The lower ad prices are reflected in the balance sheets of web companies like Google and Facebook. Google whose revenue depends more than 90 percent on advertising has shown steadily declining per click sales in the past three quarters; in the last quarter sales have dropped by as much as 16 percent. Google’s countermeasure is it’s free mobile operating system Android. This ensures that the Google has at least access to the handset market, and thus potentially to millions of advertisers. Where is the business model here? So far I see only Samsung making money with Android smart phones.
Facebook’s revenue depends to 85 percent on advertising too. Revenue has slowed down because ad sales and user numbers grow less than some month ago. The increase in ad revenue in 2011 was still 88 percent while it slowed to 45 percent in the first quarter and 32 percent in the second quarter of 2012.
This ailing growth is incompatible with the high expectations for the Facebook stocks. They need a new growth strategy for the mobile web. Transferring overloaded web apps on the mobile Web has shown very modest returns. Recently, Facebook has started to mingle ads with status messages when the user or their friends are befriended with the respective company. This seems the right direction, user interaction using context and the wealth of data FB has gathered about us. According to FB, its making half a million dollars in sales per day with these mingled adds.
Customers rather than clicks
Other companies have been off to a better start when monetizing mobile ads. Those Web 3.0 companies understand marketers asking, why pay for clicks when one can steer customers via mobile ads to a shop, restaurant or service?
Another location-based social app I would like to mention is Waze, an app that combines GPS with a social network.
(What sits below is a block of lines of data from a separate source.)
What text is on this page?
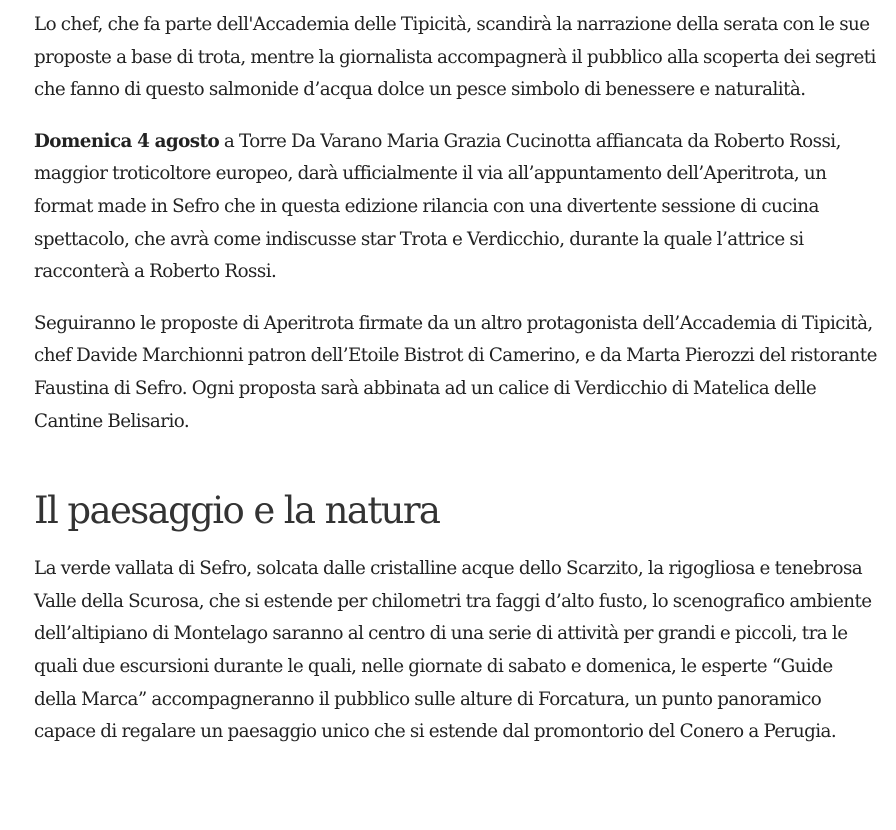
Lo chef, che fa parte dell'Accademia delle Tipicità, scandirà la narrazione della serata con le sue proposte a base di trota, mentre la giornalista accompagnerà il pubblico alla scoperta dei segreti che fanno di questo salmonide d’acqua dolce un pesce simbolo di benessere e naturalità.

Domenica 4 agosto a Torre Da Varano Maria Grazia Cucinotta affiancata da Roberto Rossi, maggior troticoltore europeo, darà ufficialmente il via all’appuntamento dell’Aperitrota, un format made in Sefro che in questa edizione rilancia con una divertente sessione di cucina spettacolo, che avrà come indiscusse star Trota e Verdicchio, durante la quale l’attrice si racconterà a Roberto Rossi.

Seguiranno le proposte di Aperitrota firmate da un altro protagonista dell’Accademia di Tipicità, chef Davide Marchionni patron dell’Etoile Bistrot di Camerino, e da Marta Pierozzi del ristorante Faustina di Sefro. Ogni proposta sarà abbinata ad un calice di Verdicchio di Matelica delle Cantine Belisario.

Il paesaggio e la natura

La verde vallata di Sefro, solcata dalle cristalline acque dello Scarzito, la rigogliosa e tenebrosa Valle della Scurosa, che si estende per chilometri tra faggi d’alto fusto, lo scenografico ambiente dell’altipiano di Montelago saranno al centro di una serie di attività per grandi e piccoli, tra le quali due escursioni durante le quali, nelle giornate di sabato e domenica, le esperte “Guide della Marca” accompagneranno il pubblico sulle alture di Forcatura, un punto panoramico capace di regalare un paesaggio unico che si estende dal promontorio del Conero a Perugia.
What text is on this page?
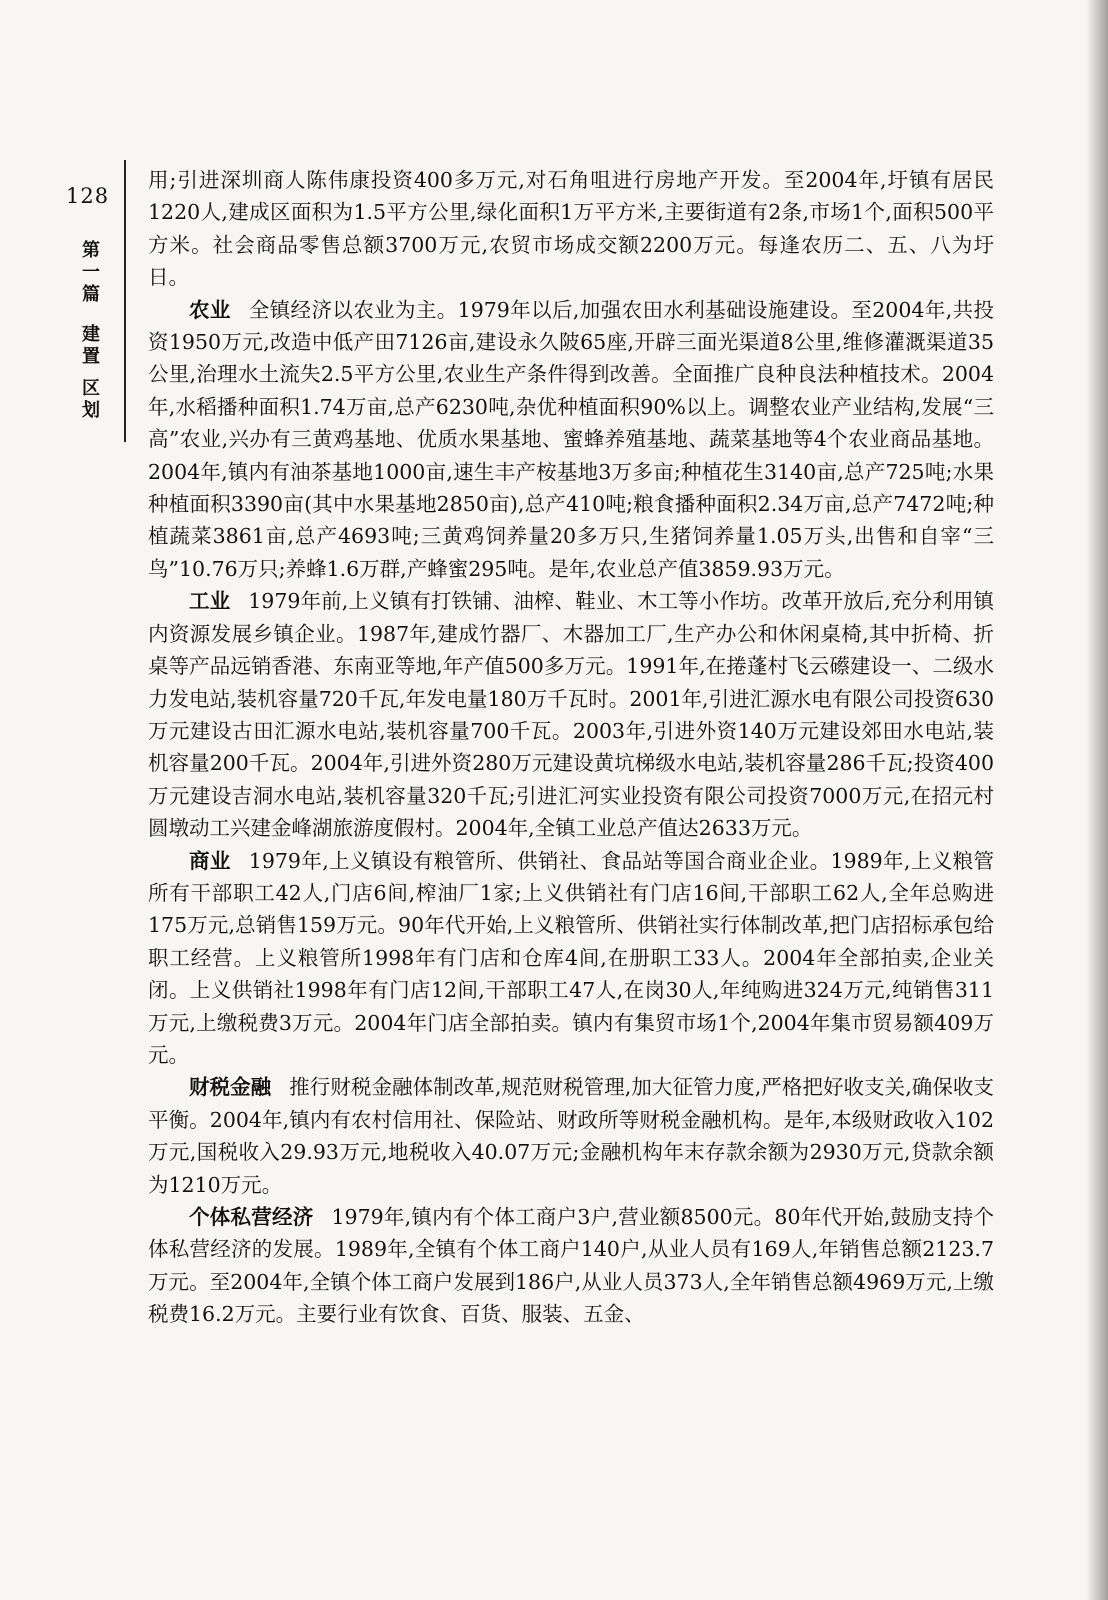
128
第
一
篇
建
置
区
划

用;引进深圳商人陈伟康投资400多万元,对石角咀进行房地产开发。至2004年,圩镇有居民1220人,建成区面积为1.5平方公里,绿化面积1万平方米,主要街道有2条,市场1个,面积500平方米。社会商品零售总额3700万元,农贸市场成交额2200万元。每逢农历二、五、八为圩日。

农业 全镇经济以农业为主。1979年以后,加强农田水利基础设施建设。至2004年,共投资1950万元,改造中低产田7126亩,建设永久陂65座,开辟三面光渠道8公里,维修灌溉渠道35公里,治理水土流失2.5平方公里,农业生产条件得到改善。全面推广良种良法种植技术。2004年,水稻播种面积1.74万亩,总产6230吨,杂优种植面积90%以上。调整农业产业结构,发展“三高”农业,兴办有三黄鸡基地、优质水果基地、蜜蜂养殖基地、蔬菜基地等4个农业商品基地。2004年,镇内有油茶基地1000亩,速生丰产桉基地3万多亩;种植花生3140亩,总产725吨;水果种植面积3390亩(其中水果基地2850亩),总产410吨;粮食播种面积2.34万亩,总产7472吨;种植蔬菜3861亩,总产4693吨;三黄鸡饲养量20多万只,生猪饲养量1.05万头,出售和自宰“三鸟”10.76万只;养蜂1.6万群,产蜂蜜295吨。是年,农业总产值3859.93万元。

工业 1979年前,上义镇有打铁铺、油榨、鞋业、木工等小作坊。改革开放后,充分利用镇内资源发展乡镇企业。1987年,建成竹器厂、木器加工厂,生产办公和休闲桌椅,其中折椅、折桌等产品远销香港、东南亚等地,年产值500多万元。1991年,在捲蓬村飞云礤建设一、二级水力发电站,装机容量720千瓦,年发电量180万千瓦时。2001年,引进汇源水电有限公司投资630万元建设古田汇源水电站,装机容量700千瓦。2003年,引进外资140万元建设郊田水电站,装机容量200千瓦。2004年,引进外资280万元建设黄坑梯级水电站,装机容量286千瓦;投资400万元建设吉洞水电站,装机容量320千瓦;引进汇河实业投资有限公司投资7000万元,在招元村圆墩动工兴建金峰湖旅游度假村。2004年,全镇工业总产值达2633万元。

商业 1979年,上义镇设有粮管所、供销社、食品站等国合商业企业。1989年,上义粮管所有干部职工42人,门店6间,榨油厂1家;上义供销社有门店16间,干部职工62人,全年总购进175万元,总销售159万元。90年代开始,上义粮管所、供销社实行体制改革,把门店招标承包给职工经营。上义粮管所1998年有门店和仓库4间,在册职工33人。2004年全部拍卖,企业关闭。上义供销社1998年有门店12间,干部职工47人,在岗30人,年纯购进324万元,纯销售311万元,上缴税费3万元。2004年门店全部拍卖。镇内有集贸市场1个,2004年集市贸易额409万元。

财税金融 推行财税金融体制改革,规范财税管理,加大征管力度,严格把好收支关,确保收支平衡。2004年,镇内有农村信用社、保险站、财政所等财税金融机构。是年,本级财政收入102万元,国税收入29.93万元,地税收入40.07万元;金融机构年末存款余额为2930万元,贷款余额为1210万元。

个体私营经济 1979年,镇内有个体工商户3户,营业额8500元。80年代开始,鼓励支持个体私营经济的发展。1989年,全镇有个体工商户140户,从业人员有169人,年销售总额2123.7万元。至2004年,全镇个体工商户发展到186户,从业人员373人,全年销售总额4969万元,上缴税费16.2万元。主要行业有饮食、百货、服装、五金、
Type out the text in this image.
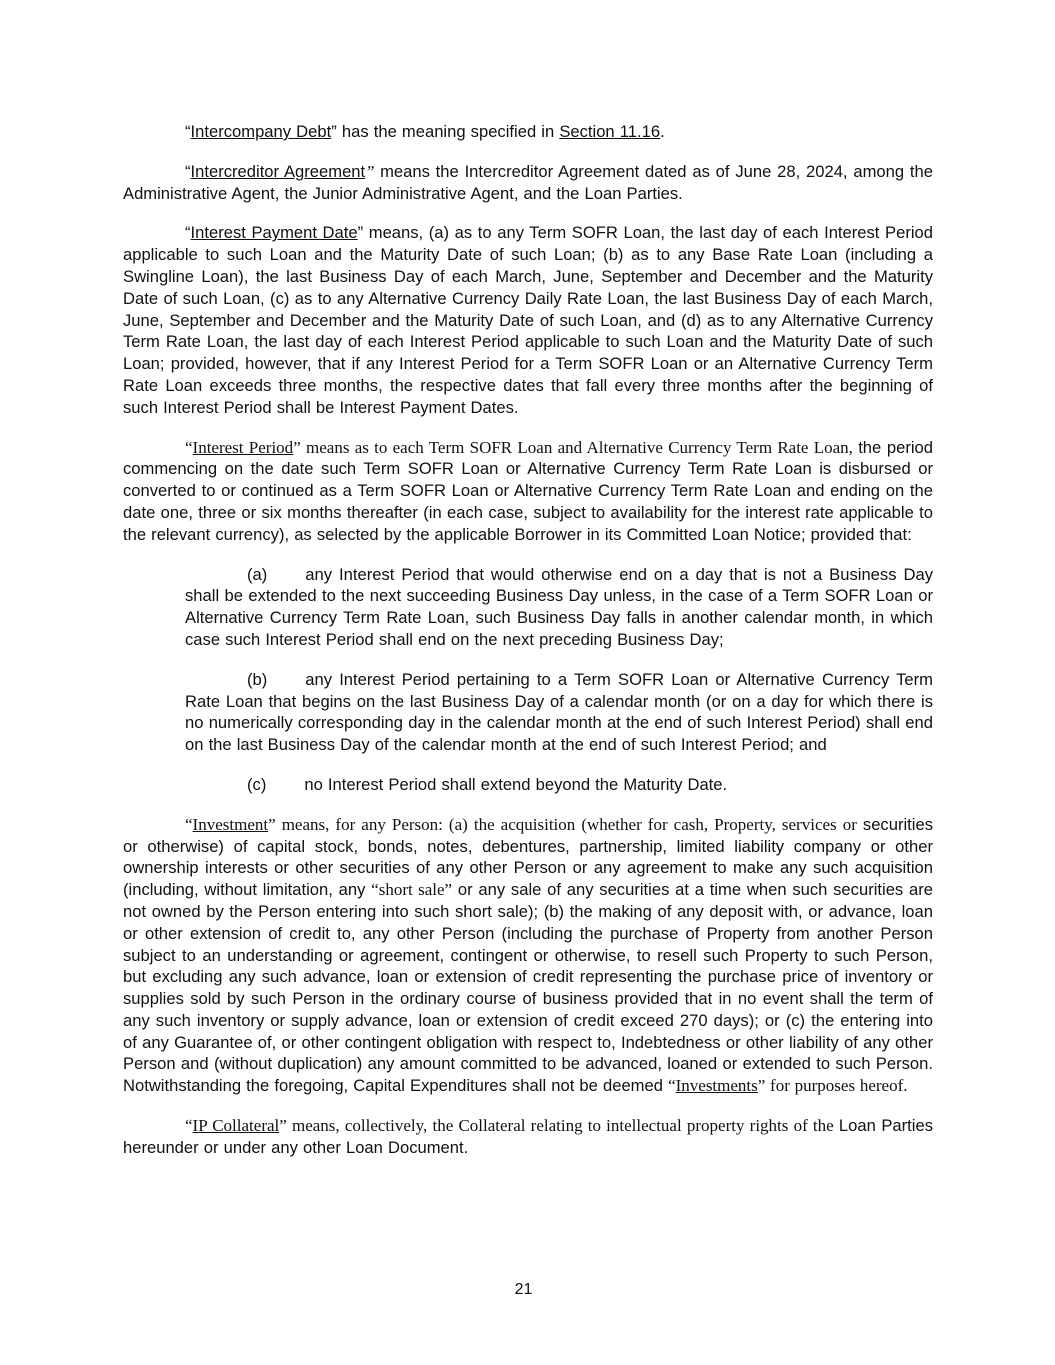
“Intercompany Debt” has the meaning specified in Section 11.16.

“Intercreditor Agreement” means the Intercreditor Agreement dated as of June 28, 2024, among the Administrative Agent, the Junior Administrative Agent, and the Loan Parties.

“Interest Payment Date” means, (a) as to any Term SOFR Loan, the last day of each Interest Period applicable to such Loan and the Maturity Date of such Loan; (b) as to any Base Rate Loan (including a Swingline Loan), the last Business Day of each March, June, September and December and the Maturity Date of such Loan, (c) as to any Alternative Currency Daily Rate Loan, the last Business Day of each March, June, September and December and the Maturity Date of such Loan, and (d) as to any Alternative Currency Term Rate Loan, the last day of each Interest Period applicable to such Loan and the Maturity Date of such Loan; provided, however, that if any Interest Period for a Term SOFR Loan or an Alternative Currency Term Rate Loan exceeds three months, the respective dates that fall every three months after the beginning of such Interest Period shall be Interest Payment Dates.

“Interest Period” means as to each Term SOFR Loan and Alternative Currency Term Rate Loan, the period commencing on the date such Term SOFR Loan or Alternative Currency Term Rate Loan is disbursed or converted to or continued as a Term SOFR Loan or Alternative Currency Term Rate Loan and ending on the date one, three or six months thereafter (in each case, subject to availability for the interest rate applicable to the relevant currency), as selected by the applicable Borrower in its Committed Loan Notice; provided that:

(a) any Interest Period that would otherwise end on a day that is not a Business Day shall be extended to the next succeeding Business Day unless, in the case of a Term SOFR Loan or Alternative Currency Term Rate Loan, such Business Day falls in another calendar month, in which case such Interest Period shall end on the next preceding Business Day;

(b) any Interest Period pertaining to a Term SOFR Loan or Alternative Currency Term Rate Loan that begins on the last Business Day of a calendar month (or on a day for which there is no numerically corresponding day in the calendar month at the end of such Interest Period) shall end on the last Business Day of the calendar month at the end of such Interest Period; and

(c) no Interest Period shall extend beyond the Maturity Date.

“Investment” means, for any Person: (a) the acquisition (whether for cash, Property, services or securities or otherwise) of capital stock, bonds, notes, debentures, partnership, limited liability company or other ownership interests or other securities of any other Person or any agreement to make any such acquisition (including, without limitation, any “short sale” or any sale of any securities at a time when such securities are not owned by the Person entering into such short sale); (b) the making of any deposit with, or advance, loan or other extension of credit to, any other Person (including the purchase of Property from another Person subject to an understanding or agreement, contingent or otherwise, to resell such Property to such Person, but excluding any such advance, loan or extension of credit representing the purchase price of inventory or supplies sold by such Person in the ordinary course of business provided that in no event shall the term of any such inventory or supply advance, loan or extension of credit exceed 270 days); or (c) the entering into of any Guarantee of, or other contingent obligation with respect to, Indebtedness or other liability of any other Person and (without duplication) any amount committed to be advanced, loaned or extended to such Person. Notwithstanding the foregoing, Capital Expenditures shall not be deemed “Investments” for purposes hereof.

“IP Collateral” means, collectively, the Collateral relating to intellectual property rights of the Loan Parties hereunder or under any other Loan Document.

21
Motorists transfer their speed while commuting to work. Waze calculates road conditions from the speed taking into account reports from fellow drivers and delivers turn by turn navigation that automatically re-routes you when road conditions change. This is a great example of how dynamic interest networks are unlike the static social networks. I don’t even know the people who are in my interest network when driving to work. Still the commuters’ community helps each other to get faster to work.
Actually, Facebook, Google and the other incumbents are in the best staring position to deliver mobile services around interest networks. They have more users than any new Web 3.0 mobile community and therefore command the reach needed to get such services off the ground. However, the incumbents are not the ones driving the mobile revolution. I’m having a déjà vu from the Web portals era when the Web 2.0 newcomers ate the lunch of the Web 1.0 crowed.